- Born: January 26, 1963 (age 63) New York City, New York
- Citizenship: American, Canadian
- Education: Yale University UCLA School of Theater, Film and Television
- Occupations: Film writer; television writer; video game writer; fiction writer; film producer; film director; educator;
- Notable work: Bon Cop, Bad Cop We Happy Few
- Spouse: Lisa Hunter Epstein
- Awards: Canadian Comedy Award

= Alex Epstein (screenwriter) =

Canadian-American writer (born 1963)

Alex Epstein (born January 26, 1963) is a dual citizen American Canadian writer, film producer, director, and educator.

==Career==
Alex Epstein began his writing career as an author of short stories for literary magazines. In Hollywood, he worked as a development executive for independent films, including with his own and Angelique Gulermovich Epstein's company Muse of Fire, and as a vice-president of Blue Rider Pictures. His first film writing credit was for 1994's Warriors.

In Montreal, he co-created and co-wrote the comedy television series Naked Josh and co-wrote the buddy cop crime film Bon Cop, Bad Cop. He was head writer (executive story editor) for the second half of the sci-fi series Charlie Jade with writer credit on three episodes. He has also written and directed several short films, and wrote young adult historical fantasy novel The Circle Cast: The Lost Years of Morgan le Fay.

Epstein has worked in the video game industry as the story and voice director of Contrast by Compulsion Games. For Spearhead Games' Stories: The Path of Destinies, he was brought in to assist with the branching storylines and to add humor. He returned to work for Compulsion Games as the narrative director of We Happy Few.

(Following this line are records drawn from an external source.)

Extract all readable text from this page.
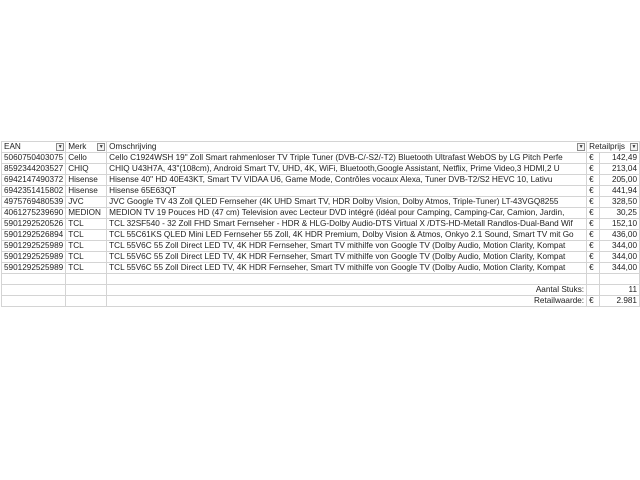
EAN ▼	Merk ▼	Omschrijving ▼	Retailprijs ▼	

5060750403075	Cello	Cello C1924WSH 19" Zoll Smart rahmenloser TV Triple Tuner (DVB-C/-S2/-T2) Bluetooth Ultrafast WebOS by LG Pitch Perfe	€	142,49
8592344203527	CHIQ	CHIQ U43H7A, 43"(108cm), Android Smart TV, UHD, 4K, WiFi, Bluetooth,Google Assistant, Netflix, Prime Video,3 HDMI,2 U	€	213,04
6942147490372	Hisense	Hisense 40" HD 40E43KT, Smart TV VIDAA U6, Game Mode, Contrôles vocaux Alexa, Tuner DVB-T2/S2 HEVC 10, Lativu	€	205,00
6942351415802	Hisense	Hisense 65E63QT	€	441,94
4975769480539	JVC	JVC Google TV 43 Zoll QLED Fernseher (4K UHD Smart TV, HDR Dolby Vision, Dolby Atmos, Triple-Tuner) LT-43VGQ8255	€	328,50
4061275239690	MEDION	MEDION TV 19 Pouces HD (47 cm) Television avec Lecteur DVD intégré (idéal pour Camping, Camping-Car, Camion, Jardin,	€	30,25
5901292520526	TCL	TCL 32SF540 - 32 Zoll FHD Smart Fernseher - HDR & HLG-Dolby Audio-DTS Virtual X /DTS-HD-Metall Randlos-Dual-Band Wif	€	152,10
5901292526894	TCL	TCL 55C61KS QLED Mini LED Fernseher 55 Zoll, 4K HDR Premium, Dolby Vision & Atmos, Onkyo 2.1 Sound, Smart TV mit Go	€	436,00
5901292525989	TCL	TCL 55V6C 55 Zoll Direct LED TV, 4K HDR Fernseher, Smart TV mithilfe von Google TV (Dolby Audio, Motion Clarity, Kompat	€	344,00
5901292525989	TCL	TCL 55V6C 55 Zoll Direct LED TV, 4K HDR Fernseher, Smart TV mithilfe von Google TV (Dolby Audio, Motion Clarity, Kompat	€	344,00
5901292525989	TCL	TCL 55V6C 55 Zoll Direct LED TV, 4K HDR Fernseher, Smart TV mithilfe von Google TV (Dolby Audio, Motion Clarity, Kompat	€	344,00

		Aantal Stuks:		11
		Retailwaarde:	€	2.981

===Selected writing credits===
- Vampire High (2001) (TV series)
- Galidor: Defenders of the Outer Dimension (2002) (TV series)
- 15/Love (2004–2005) (TV series)
- Naked Josh (2004–2006) (TV series)
- Charlie Jade (2005) (TV series)
- Bon Cop, Bad Cop (2006) (film)
- Contrast (2013) (video game)
- Stories: The Path of Destinies (2016) (video game)
- We Happy Few (2018) (video game)

===Awards===
He was part of the writing team along with Patrick Huard, Leila Bason and Kevin Tierney that was nominated for the Prix Iris (Best Screenplay) and won the Canadian Comedy Award (Best Writing) for Bon Cop, Bad Cop in 2007. Naked Josh which he co-wrote with Laura Kosterski and the short film Role Play which he co-wrote with Lisa Hunter, have been nominated for the WGC Screenwriting Awards in 2005, 2006, and 2014. The Circle Cast was shortlisted for the Quebec Writers' Federation Awards (QWF Prize for Children's and Young Adult Literature) in 2011.

===Education===
In addition, Epstein is also a screenwriting teacher. Crafty Screenwriting: Writing Movies That Get Made, published in 2002, is a screenwriting manual for feature films, derived from his career in development. In 2006, he wrote Crafty TV Writing: Thinking Inside the Box, focusing on his experiences in television and guiding writers in creating series and pilots. He also has a tie-in blog, "Complications Ensue".

== Personal life ==
Raised in New York, Epstein graduated from the Yale in 1985 in Computer Science and English and has lived in France for a year. Afterwards he graduated from the UCLA School of Theater, Film and Television and has worked in Los Angeles for a decade, before eventually moving to Montreal, Canada.